AUD/USD update
After ending a three-week winning streak, AUD/USD recovers early gains this week, driven by central bank caution, US fiscal developments and positive economic indicators from China.
AUD/USD closed lower last week at 0.6493 (-0.40%), ending a three-week winning streak, despite Reserve Bank of Australia (RBA) holding its cash rate at 3.60%.
RBA’s ‘on hold’ decision came after September quarter inflation surprised to the upside, with trimmed mean inflation at 3.0% – the top of RBA’s 2 – 3% target band, and well above forecasts. While unemployment rate rose more than expected in September (4.5% from 4.3% prior), RBA noted that its other labour market indicators continued to signal underlying tightness.
While a hawkish on hold decision would typically boost AUD/USD, its fall last week was the result of a sharp deterioration in global risk sentiment, with high-beta Nasdaq 100 plunging 3.09% – its worst week since April – dragging risk-sensitive currencies lower.
AUD/USD has kicked off the new week on a stronger footing, currently trading 25 pips (0.40%) higher at 0.6520, buoyed by cautious comments on inflation and growth from RBA Deputy Governor Andrew Hauser this morning, plus positive developments in both US and China.
In US, imminent reopening of government after a 40-day shutdown is a welcome boost, restoring pay to 800,000 federal workers and restarting vital programs that will lift consumer confidence, activity and spending. This should also help improve risk sentiment across markets, including for risk currencies such as AUD/USD.
Meanwhile in China, optimism is building on two fronts: US investment bank Goldman Sachs recently raised its China gross domestic product (GDP) growth projections to 4.8% for 2026 (from 4.3% previously), and to 4.7% for 2025 (up from 4.0% previously).
October consumer price index (CPI) data released over the weekend exceeded expectations, signalling a tentative stabilisation in consumer prices after months of deflationary pressures. Core CPI (excluding food and energy) hit 1.2% year-on-year (YoY) – the highest in 20 months – up from 1.0% in September.

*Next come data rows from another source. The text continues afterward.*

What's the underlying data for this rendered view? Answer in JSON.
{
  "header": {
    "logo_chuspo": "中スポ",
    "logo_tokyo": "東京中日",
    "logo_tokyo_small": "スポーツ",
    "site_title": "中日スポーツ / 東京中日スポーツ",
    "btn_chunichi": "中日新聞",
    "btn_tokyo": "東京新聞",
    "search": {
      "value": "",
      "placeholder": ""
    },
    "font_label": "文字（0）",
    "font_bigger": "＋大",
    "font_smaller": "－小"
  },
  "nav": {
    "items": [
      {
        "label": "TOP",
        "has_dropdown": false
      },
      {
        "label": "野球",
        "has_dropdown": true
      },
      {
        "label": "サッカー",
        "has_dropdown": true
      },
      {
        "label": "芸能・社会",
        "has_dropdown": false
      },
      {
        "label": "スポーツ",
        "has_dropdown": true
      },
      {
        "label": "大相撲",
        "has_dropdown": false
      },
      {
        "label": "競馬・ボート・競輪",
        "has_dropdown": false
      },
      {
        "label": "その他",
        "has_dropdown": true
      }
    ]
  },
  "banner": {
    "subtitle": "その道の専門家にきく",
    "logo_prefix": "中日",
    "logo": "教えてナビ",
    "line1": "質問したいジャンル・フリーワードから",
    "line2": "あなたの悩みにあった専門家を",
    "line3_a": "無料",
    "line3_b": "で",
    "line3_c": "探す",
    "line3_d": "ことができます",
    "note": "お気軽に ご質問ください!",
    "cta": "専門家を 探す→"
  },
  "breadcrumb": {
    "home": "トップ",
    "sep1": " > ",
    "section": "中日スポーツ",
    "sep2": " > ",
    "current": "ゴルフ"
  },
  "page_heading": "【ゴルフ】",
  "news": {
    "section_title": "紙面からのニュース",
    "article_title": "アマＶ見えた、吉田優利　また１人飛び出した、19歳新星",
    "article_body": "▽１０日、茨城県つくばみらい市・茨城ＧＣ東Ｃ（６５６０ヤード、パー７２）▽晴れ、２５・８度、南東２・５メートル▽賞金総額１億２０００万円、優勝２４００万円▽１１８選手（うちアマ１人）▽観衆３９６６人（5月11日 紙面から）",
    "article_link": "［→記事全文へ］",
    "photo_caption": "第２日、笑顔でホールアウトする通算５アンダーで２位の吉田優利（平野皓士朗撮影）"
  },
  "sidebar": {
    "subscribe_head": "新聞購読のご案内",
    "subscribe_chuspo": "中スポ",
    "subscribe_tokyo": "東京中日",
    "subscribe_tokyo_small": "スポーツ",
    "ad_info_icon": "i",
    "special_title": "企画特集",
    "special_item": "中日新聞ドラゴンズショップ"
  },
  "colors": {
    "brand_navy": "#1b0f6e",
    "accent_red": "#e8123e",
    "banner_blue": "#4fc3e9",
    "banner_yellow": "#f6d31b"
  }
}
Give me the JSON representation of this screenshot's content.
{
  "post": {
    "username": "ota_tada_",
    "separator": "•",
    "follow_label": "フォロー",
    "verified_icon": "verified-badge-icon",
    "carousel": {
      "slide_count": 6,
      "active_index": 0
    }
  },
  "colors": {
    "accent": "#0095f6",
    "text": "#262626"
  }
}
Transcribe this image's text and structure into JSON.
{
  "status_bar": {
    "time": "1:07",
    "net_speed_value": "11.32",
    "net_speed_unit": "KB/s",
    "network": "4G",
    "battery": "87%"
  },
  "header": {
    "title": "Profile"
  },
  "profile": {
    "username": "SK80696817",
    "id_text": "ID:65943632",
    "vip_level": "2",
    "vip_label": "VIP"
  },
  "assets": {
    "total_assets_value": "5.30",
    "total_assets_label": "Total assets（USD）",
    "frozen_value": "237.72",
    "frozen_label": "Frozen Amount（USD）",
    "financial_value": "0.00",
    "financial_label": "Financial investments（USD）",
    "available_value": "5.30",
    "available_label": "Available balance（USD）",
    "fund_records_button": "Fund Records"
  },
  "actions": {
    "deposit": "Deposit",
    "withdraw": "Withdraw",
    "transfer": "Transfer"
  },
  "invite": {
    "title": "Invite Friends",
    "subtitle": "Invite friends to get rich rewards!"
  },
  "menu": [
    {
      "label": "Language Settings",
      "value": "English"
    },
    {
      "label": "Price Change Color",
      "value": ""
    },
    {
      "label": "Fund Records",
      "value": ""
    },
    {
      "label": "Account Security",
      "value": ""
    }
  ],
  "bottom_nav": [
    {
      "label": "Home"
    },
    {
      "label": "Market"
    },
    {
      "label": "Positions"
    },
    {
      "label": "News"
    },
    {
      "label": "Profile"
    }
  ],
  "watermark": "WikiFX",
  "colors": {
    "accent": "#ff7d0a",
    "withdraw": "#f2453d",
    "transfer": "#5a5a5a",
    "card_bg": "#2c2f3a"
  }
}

Looking ahead, key local driver for AUD/USD this week will be Thursday’s Australian labour force report.
Date: Thursday, 13 November at 11.30am AEDT
For September, employment in Australia rose by 14,900 jobs, falling short of the 20,000 gain market expected. Unemployment rate surged to 4.5% from 4.3%, as participation rate increased from 66.9% to 67%.
This marked the highest jobless rate since November 2021, reinforcing evidence of a softening labour market – a trend we expect to persist into 2026, and one we think will compel further RBA easing.
October preview: Consensus expects a rise of 20,000 jobs, and for unemployment rate to ease to 4.4%. In-line data should keep RBA on hold, but a 4.5% or 4.6% print would sharply raise odds of a 25 basis point (bp) cut in coming months.
Australian interest rate market is currently pricing in 3.5 bp of easing for RBA’s December meeting, and about 18 bp of cuts by June 2026.
After hitting a high of 0.6617 at end of October, AUD/USD slipped lower last week, before steadying ahead of a band of important medium-term support at 0.6450 - 0.6415 (coming from August lows and 200-day moving average).
Providing AUD/USD remains above 0.6450 - 0.6415 support band, allow for it to retest resistance at 0.6620 - 0.6630, which has capped rallies in AUD/USD for past six weeks.
Aware that if AUD/USD were to first see a sustained break of support at 0.6445 - 0.6415, it would open the way for a deeper decline initially towards 0.6300.